Non sarà mai accettato dalla Consulta, spiega Michele Ainis sul Corriere, ma firmare rimane un utile gesto di dissenso

Michele Ainis spiega sul Corriere della Sera perché ha firmato il referendum per abrogare la legge elettorale pur non ritenendolo uno strumento adeguato.

La disperazione gioca brutti scherzi. E la legge elettorale vigente da tre legislature (il Porcellum) ha innescato una situazione disperante: parlamentari degradati al rango di vassalli rispetto ai signori di partito, due Camere senza più alcuna autorità, e per sovrapprezzo un premio di maggioranza da Enalotto, che finisce per drogare le elezioni.

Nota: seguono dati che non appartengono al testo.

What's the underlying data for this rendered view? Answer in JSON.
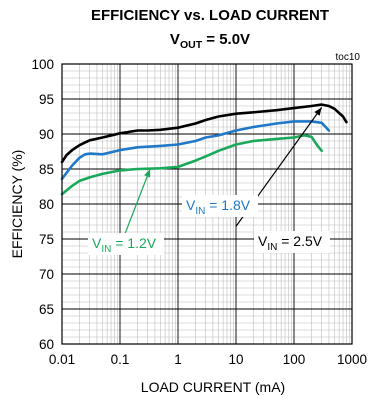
{
  "chart_data": {
    "type": "line",
    "title": "EFFICIENCY vs. LOAD CURRENT",
    "subtitle": {
      "main": "V",
      "sub": "OUT",
      "rest": " = 5.0V"
    },
    "tag": "toc10",
    "xlabel": "LOAD CURRENT (mA)",
    "ylabel": "EFFICIENCY (%)",
    "xscale": "log",
    "xlim": [
      0.01,
      1000
    ],
    "ylim": [
      60,
      100
    ],
    "grid": true,
    "xticks": [
      {
        "v": 0.01,
        "label": "0.01"
      },
      {
        "v": 0.1,
        "label": "0.1"
      },
      {
        "v": 1,
        "label": "1"
      },
      {
        "v": 10,
        "label": "10"
      },
      {
        "v": 100,
        "label": "100"
      },
      {
        "v": 1000,
        "label": "1000"
      }
    ],
    "yticks": [
      {
        "v": 60,
        "label": "60"
      },
      {
        "v": 65,
        "label": "65"
      },
      {
        "v": 70,
        "label": "70"
      },
      {
        "v": 75,
        "label": "75"
      },
      {
        "v": 80,
        "label": "80"
      },
      {
        "v": 85,
        "label": "85"
      },
      {
        "v": 90,
        "label": "90"
      },
      {
        "v": 95,
        "label": "95"
      },
      {
        "v": 100,
        "label": "100"
      }
    ],
    "series": [
      {
        "color": "#000000",
        "label": {
          "main": "V",
          "sub": "IN",
          "rest": " = 2.5V"
        },
        "points": [
          [
            0.01,
            86
          ],
          [
            0.012,
            87
          ],
          [
            0.015,
            87.7
          ],
          [
            0.02,
            88.4
          ],
          [
            0.025,
            88.8
          ],
          [
            0.03,
            89.1
          ],
          [
            0.05,
            89.5
          ],
          [
            0.08,
            89.9
          ],
          [
            0.1,
            90.1
          ],
          [
            0.2,
            90.5
          ],
          [
            0.3,
            90.5
          ],
          [
            0.5,
            90.6
          ],
          [
            1,
            90.9
          ],
          [
            2,
            91.5
          ],
          [
            3,
            92
          ],
          [
            5,
            92.5
          ],
          [
            10,
            92.9
          ],
          [
            20,
            93.1
          ],
          [
            50,
            93.4
          ],
          [
            100,
            93.7
          ],
          [
            200,
            94.0
          ],
          [
            300,
            94.2
          ],
          [
            400,
            94.0
          ],
          [
            500,
            93.6
          ],
          [
            700,
            92.5
          ],
          [
            800,
            91.7
          ]
        ],
        "arrow_from": [
          10,
          76.8
        ],
        "arrow_to": [
          300,
          93.8
        ]
      },
      {
        "color": "#1f78c8",
        "label": {
          "main": "V",
          "sub": "IN",
          "rest": " = 1.8V"
        },
        "points": [
          [
            0.01,
            83.6
          ],
          [
            0.015,
            85.5
          ],
          [
            0.02,
            86.6
          ],
          [
            0.025,
            87.1
          ],
          [
            0.03,
            87.2
          ],
          [
            0.05,
            87.1
          ],
          [
            0.1,
            87.7
          ],
          [
            0.2,
            88.1
          ],
          [
            0.5,
            88.3
          ],
          [
            1,
            88.5
          ],
          [
            2,
            89
          ],
          [
            3,
            89.5
          ],
          [
            5,
            89.8
          ],
          [
            10,
            90.5
          ],
          [
            20,
            91
          ],
          [
            50,
            91.5
          ],
          [
            100,
            91.8
          ],
          [
            200,
            91.8
          ],
          [
            300,
            91.6
          ],
          [
            400,
            90.5
          ]
        ],
        "arrow_from": null,
        "arrow_to": null
      },
      {
        "color": "#1aa85a",
        "label": {
          "main": "V",
          "sub": "IN",
          "rest": " = 1.2V"
        },
        "points": [
          [
            0.01,
            81.4
          ],
          [
            0.015,
            82.6
          ],
          [
            0.02,
            83.3
          ],
          [
            0.03,
            83.8
          ],
          [
            0.05,
            84.3
          ],
          [
            0.1,
            84.8
          ],
          [
            0.2,
            85
          ],
          [
            0.5,
            85.1
          ],
          [
            1,
            85.3
          ],
          [
            2,
            86.2
          ],
          [
            3,
            86.8
          ],
          [
            5,
            87.6
          ],
          [
            10,
            88.5
          ],
          [
            20,
            89
          ],
          [
            50,
            89.3
          ],
          [
            100,
            89.5
          ],
          [
            150,
            89.8
          ],
          [
            200,
            89.6
          ],
          [
            250,
            88.4
          ],
          [
            300,
            87.6
          ]
        ],
        "arrow_from": [
          0.12,
          75.6
        ],
        "arrow_to": [
          0.33,
          85.0
        ]
      }
    ]
  }
}
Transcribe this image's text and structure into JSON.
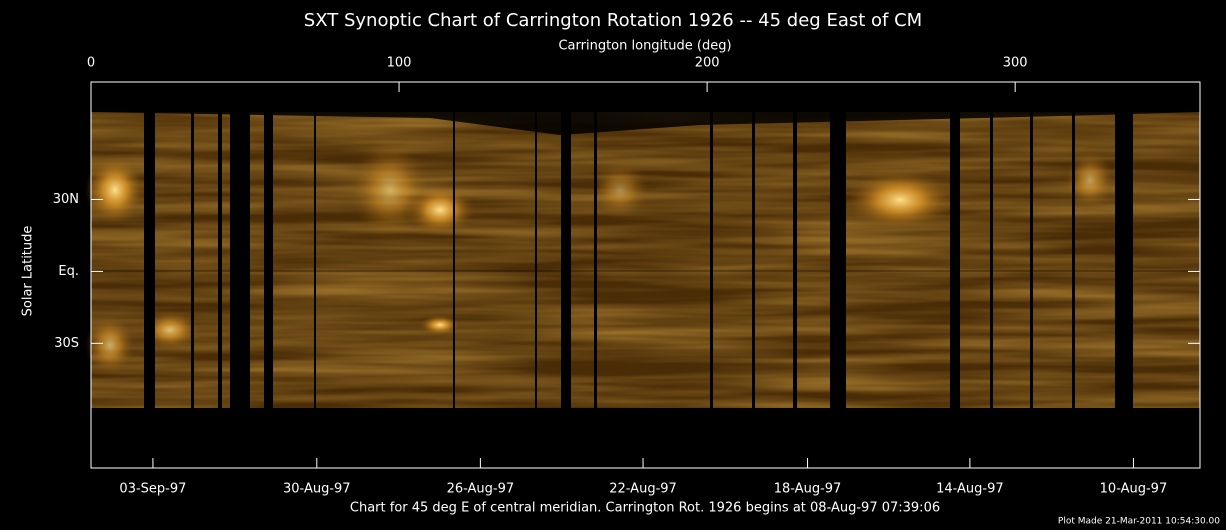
{
  "chart_data": {
    "type": "image",
    "title": "SXT Synoptic Chart of Carrington Rotation 1926 -- 45 deg East of CM",
    "xlabel": "Carrington longitude (deg)",
    "ylabel": "Solar Latitude",
    "xlim": [
      0,
      360
    ],
    "xticks": [
      0,
      100,
      200,
      300
    ],
    "ylim": [
      -82,
      79
    ],
    "yticks": [
      {
        "value": 30,
        "label": "30N"
      },
      {
        "value": 0,
        "label": "Eq."
      },
      {
        "value": -30,
        "label": "30S"
      }
    ],
    "x2ticks": [
      {
        "value": 20.1,
        "label": "03-Sep-97"
      },
      {
        "value": 73.3,
        "label": "30-Aug-97"
      },
      {
        "value": 126.4,
        "label": "26-Aug-97"
      },
      {
        "value": 179.2,
        "label": "22-Aug-97"
      },
      {
        "value": 232.6,
        "label": "18-Aug-97"
      },
      {
        "value": 285.3,
        "label": "14-Aug-97"
      },
      {
        "value": 338.4,
        "label": "10-Aug-97"
      }
    ],
    "caption": "Chart for 45 deg E of central meridian.  Carrington Rot. 1926 begins at 08-Aug-97 07:39:06",
    "footnote": "Plot Made 21-Mar-2011 10:54:30.00"
  }
}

Da qui l’ultima trincea: il referendum.

Siccome il parlamento chiacchiera ma non cava mai un ragno dal buco, siccome ai leader politici sotto sotto questa legge elettorale piace, che siano i cittadini a sbarazzarsene. E infatti la fila dietro ai banchetti delle firme s’allunga di ora in ora. Chi va a firmare lo faccia ad occhi aperti: sapendo di partecipare a un gioco di prestigio.

Non che gli altri referendum del passato fossero limpidi come acqua marina. Se è per questo, la storia delle consultazioni popolari è tutta punteggiata da trucchi e da malizie. A cominciare dalla formulazione dei quesiti, che in Italia da decenni vengono scritti usando le forbici anziché la penna a sfera. Per quale ragione? Perché la nostra Carta ammette soltanto il referendum abrogativo: per cancellare, non per aggiungere. Ma se una legge dice «Berlusconi non ha la barba» qualcuno può sempre chiedere d’abrogare per via referendaria il «non» e allora toh! al presidente del Consiglio crescerà una bella barba nera. Da ciò quesiti più lunghi d’un lenzuolo, da ciò una pioggia di coriandoli normativi sottoposti a referendum, un aggettiva di qua, una virgola di là.